Distraught and teetering on the verge of mental collapse, Beard followed the orders of ITT executives and fled the capital. She boarded a United Airlines flight for Denver on March 2, just before the third Anderson column. An hour before touchdown, she told a stewardess she felt faint. The flight attendant returned with an ammonia inhaler, whereupon Beard, according to the plane’s passenger illness report, “started turning gray and blue around the mouth.” Within hours of landing, Beard checked into the Rocky Mountain Osteopathic Hospital, where a doctor retained by the Judiciary Committee later determined she was suffering from “coronary artery disease with angina pectoris.”

Under orders from Colson aide Wally Johnson, Hunt flew to Denver to interview the elusive witness. Sporting an arresting wig and fake credentials acquired, like all his other tools of the trade, from old comrades at CIA, Hunt appeared at Beard’s bedside one night around 11:00 p.m. Initially “very suspicious” of Hunt, the sedated patient agreed to talk with him on her daughter’s assurances. Beard told Hunt she had fled the “hostile environment” of Washington because she felt there was “nobody she could trust.” On the prime question—
was the memo implicating Mitchell authentic or not?
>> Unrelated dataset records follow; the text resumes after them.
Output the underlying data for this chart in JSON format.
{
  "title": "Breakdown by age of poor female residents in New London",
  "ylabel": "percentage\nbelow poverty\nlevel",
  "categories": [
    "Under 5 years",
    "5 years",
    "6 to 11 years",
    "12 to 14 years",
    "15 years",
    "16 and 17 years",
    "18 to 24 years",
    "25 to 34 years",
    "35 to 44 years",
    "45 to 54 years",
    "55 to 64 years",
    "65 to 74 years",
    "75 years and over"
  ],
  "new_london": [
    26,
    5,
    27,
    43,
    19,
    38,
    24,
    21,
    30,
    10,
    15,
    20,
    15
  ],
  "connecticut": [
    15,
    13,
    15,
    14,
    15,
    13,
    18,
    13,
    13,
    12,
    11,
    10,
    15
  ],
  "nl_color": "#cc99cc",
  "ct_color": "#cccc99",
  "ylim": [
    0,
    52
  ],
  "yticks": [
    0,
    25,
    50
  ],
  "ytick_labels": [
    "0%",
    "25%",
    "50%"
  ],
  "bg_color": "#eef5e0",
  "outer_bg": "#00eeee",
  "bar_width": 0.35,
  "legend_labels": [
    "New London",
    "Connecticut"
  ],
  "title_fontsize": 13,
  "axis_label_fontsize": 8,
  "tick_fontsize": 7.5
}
—the stricken lobbyist yielded little of value. “She was quite sure that she had not written it,” Hunt later told the Senate Watergate committee, in previously unpublished testimony; but he also added that she “left it up in the air” and was responding “under heavy sedation.”
48

With the aid of David Fleming, Beard’s ITT-paid attorney, and Robert F. Bennett, a shadowy power broker and CIA operative in Washington (later U.S. senator from Utah), a sworn statement was drawn up and issued in Beard’s name. In it she called the original memo a “forgery” and a “hoax.” “I did not prepare it and could not have,” Beard swore, “since to my knowledge, the assertions in it regarding the antitrust cases and former Attorney General Mitchell are untrue.” Beard also sharply challenged Brit Hume’s account of their talk in her kitchen on the night of February 24. “Who in their right mind would write something like this?” she claimed she told Hume. “This isn’t mine.” “I don’t care what you say,” she quoted Hume as replying, “I’m going to prove a connection between San Diego and the settlement, and I’m going to use you to prove it.” She remembered discussing the Kentucky Derby encounter, but added: “I had had several drinks. I was suffering intense chest pains at that time…I can in no way recall what I said to Mr. Hume.”